- Coat of arms
- Active: 1 October 2012 – Present
- Country: United States of America
- Allegiance: United States Army
- Branch: United States Army Reserve
- Type: Battalion
- Role: Force sustainment
- Part of: Forces Command
- Motto: VEHICULUM VICTORIAE (Victory's Wagon)

= 63rd Brigade Support Battalion =

The 63rd Brigade Support Battalion (63rd BSB) was a unit in the United States Army Reserve. The unit was activated on October 1, 2012, and the activation ceremony took place on October 21, 2012, at Nellis Air Force Base. The 63rd BSB was headquartered in Sloan, Nevada, southwest of Las Vegas, in the George W. Dunaway United States Army Reserve Center (named for George W. Dunaway, the 2nd Sergeant Major of the Army.)

The 63rd BSB planned, coordinated, synchronized, and executed replenishment operations in support of brigade operations. Some of the 63rd BSB's key supply operations included providing food service, basic levels of health care, and field maintenance.

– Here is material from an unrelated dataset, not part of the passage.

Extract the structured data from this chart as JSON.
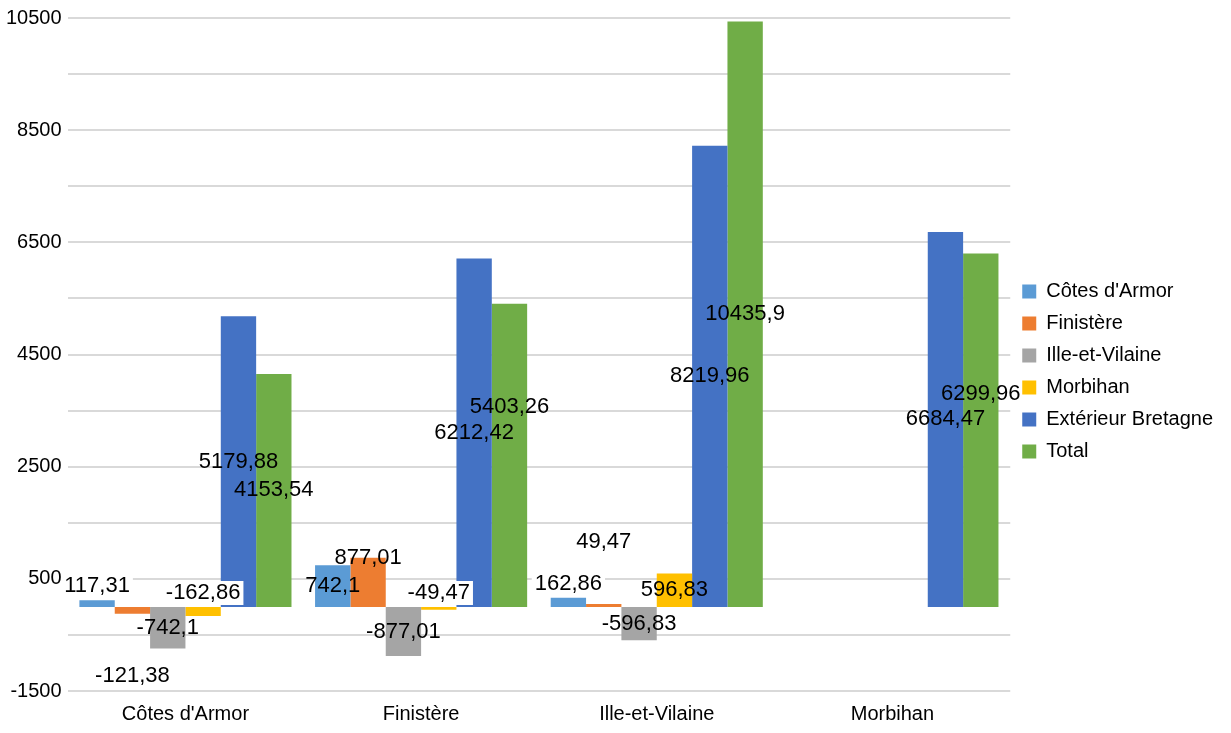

An inactivation ceremony was held for the battalion on August 6, 2017, with an effective date of September 15, 2017.

==Heraldry==
The unit's insignia was approved on 9 July 1964 during a previous period of service when the unit was designated as the 63rd Supply and Transport Battalion. The battalion carries the lineage of the 63d Quartermaster Company, 63d Infantry Division of the World War II era.